I groaned and buried my head in the collar of my coat in the hope that I might not hear the laughter of the West Ham fans or the curses of our own.

‘Kenny did everything but try to hide the ball up his fucking jersey,’ said Simon. ‘He must think he’s Paul bloody Daniels.’

‘Jesus Christ.’ I was beginning to detect the sour taste of disaster at the back of my mouth.

Cursing his own stupidity, Traynor booted the ball up the pitch in irritation, and it curled away into the stands.

‘He wasn’t so much off his line as out of his fucking mind,’ said Simon.

I jumped off my seat and walked to the edge of my technical area, intending to shout something at Traynor; but by the time I got there I realised the futility of doing so. I knew he was feeling like a cunt and my endorsement of an opinion now shared by sixty thousand people would hardly have helped the young Scotsman’s confidence. But nor did the referee, who proceeded to give him a yellow card for kicking the ball away; probably he was feeling guilty about the yellow card he’d given to Bruno Haider and was looking for an excuse to even the score. Referees are like that sometimes.

‘What the fuck?’ I yelled. ‘How is that a yellow card, you mad fucking idiot? Goalies are supposed to kick the ball away, you stupid cunt.’

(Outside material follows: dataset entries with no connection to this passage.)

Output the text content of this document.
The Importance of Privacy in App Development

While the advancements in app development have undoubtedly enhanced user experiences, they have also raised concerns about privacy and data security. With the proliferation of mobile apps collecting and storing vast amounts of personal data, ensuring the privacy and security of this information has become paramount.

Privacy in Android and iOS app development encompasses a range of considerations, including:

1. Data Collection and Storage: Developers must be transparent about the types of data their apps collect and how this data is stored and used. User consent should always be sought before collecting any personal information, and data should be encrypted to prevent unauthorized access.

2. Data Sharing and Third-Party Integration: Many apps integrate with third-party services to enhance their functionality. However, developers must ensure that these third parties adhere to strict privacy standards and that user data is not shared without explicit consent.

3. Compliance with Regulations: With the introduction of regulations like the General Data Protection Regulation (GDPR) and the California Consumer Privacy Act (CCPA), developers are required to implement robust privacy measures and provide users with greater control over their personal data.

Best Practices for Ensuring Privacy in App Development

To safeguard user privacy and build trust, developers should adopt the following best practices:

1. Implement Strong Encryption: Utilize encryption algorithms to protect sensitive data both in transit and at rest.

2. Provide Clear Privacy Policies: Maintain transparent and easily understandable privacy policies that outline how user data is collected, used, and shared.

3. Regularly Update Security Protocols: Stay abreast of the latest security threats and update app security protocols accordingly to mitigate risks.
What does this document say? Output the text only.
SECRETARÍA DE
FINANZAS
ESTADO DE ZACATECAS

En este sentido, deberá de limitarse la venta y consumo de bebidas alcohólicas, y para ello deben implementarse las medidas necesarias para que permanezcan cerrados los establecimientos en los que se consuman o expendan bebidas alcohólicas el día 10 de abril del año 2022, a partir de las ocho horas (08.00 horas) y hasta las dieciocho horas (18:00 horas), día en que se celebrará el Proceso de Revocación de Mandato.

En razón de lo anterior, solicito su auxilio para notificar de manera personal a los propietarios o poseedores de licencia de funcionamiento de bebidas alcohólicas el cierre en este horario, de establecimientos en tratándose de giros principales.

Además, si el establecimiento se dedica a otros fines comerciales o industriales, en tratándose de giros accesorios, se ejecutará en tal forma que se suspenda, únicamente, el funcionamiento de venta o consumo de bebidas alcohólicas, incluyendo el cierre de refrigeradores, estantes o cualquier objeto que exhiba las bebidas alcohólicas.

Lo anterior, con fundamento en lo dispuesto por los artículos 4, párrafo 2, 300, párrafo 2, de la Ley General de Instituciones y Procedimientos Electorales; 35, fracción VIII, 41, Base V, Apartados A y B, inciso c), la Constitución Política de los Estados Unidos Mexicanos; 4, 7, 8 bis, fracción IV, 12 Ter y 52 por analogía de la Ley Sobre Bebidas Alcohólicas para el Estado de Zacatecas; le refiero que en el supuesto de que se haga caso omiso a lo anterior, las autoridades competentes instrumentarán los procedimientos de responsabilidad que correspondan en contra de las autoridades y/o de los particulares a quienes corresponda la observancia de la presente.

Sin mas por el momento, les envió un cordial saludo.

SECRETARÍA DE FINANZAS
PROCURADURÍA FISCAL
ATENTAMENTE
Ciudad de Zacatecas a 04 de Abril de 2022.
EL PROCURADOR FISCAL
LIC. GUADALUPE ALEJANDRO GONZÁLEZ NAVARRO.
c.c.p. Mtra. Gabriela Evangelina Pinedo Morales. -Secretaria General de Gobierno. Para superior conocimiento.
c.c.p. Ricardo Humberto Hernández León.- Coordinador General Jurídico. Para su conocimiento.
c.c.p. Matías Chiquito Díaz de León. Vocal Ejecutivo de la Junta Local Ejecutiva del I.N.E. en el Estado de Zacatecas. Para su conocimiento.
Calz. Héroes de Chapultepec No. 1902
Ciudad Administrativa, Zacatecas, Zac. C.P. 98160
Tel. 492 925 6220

The fourth official marched towards me, arms held wide, as if expecting me to run onto the pitch like some twat of a fan and collar the referee. And seeing this ‘incident’, the referee, Peter ‘Paedo’ Donnelly, came running towards us at a lick. A lay-preacher and former army sergeant, and easily the country’s highest profile referee, Donnelly had been the recent winner of an online poll for the Premier League’s worst referee — in the previous season he’d had the highest average number of yellow cards per game, 5.14. I should have minded my mouth, but I didn’t.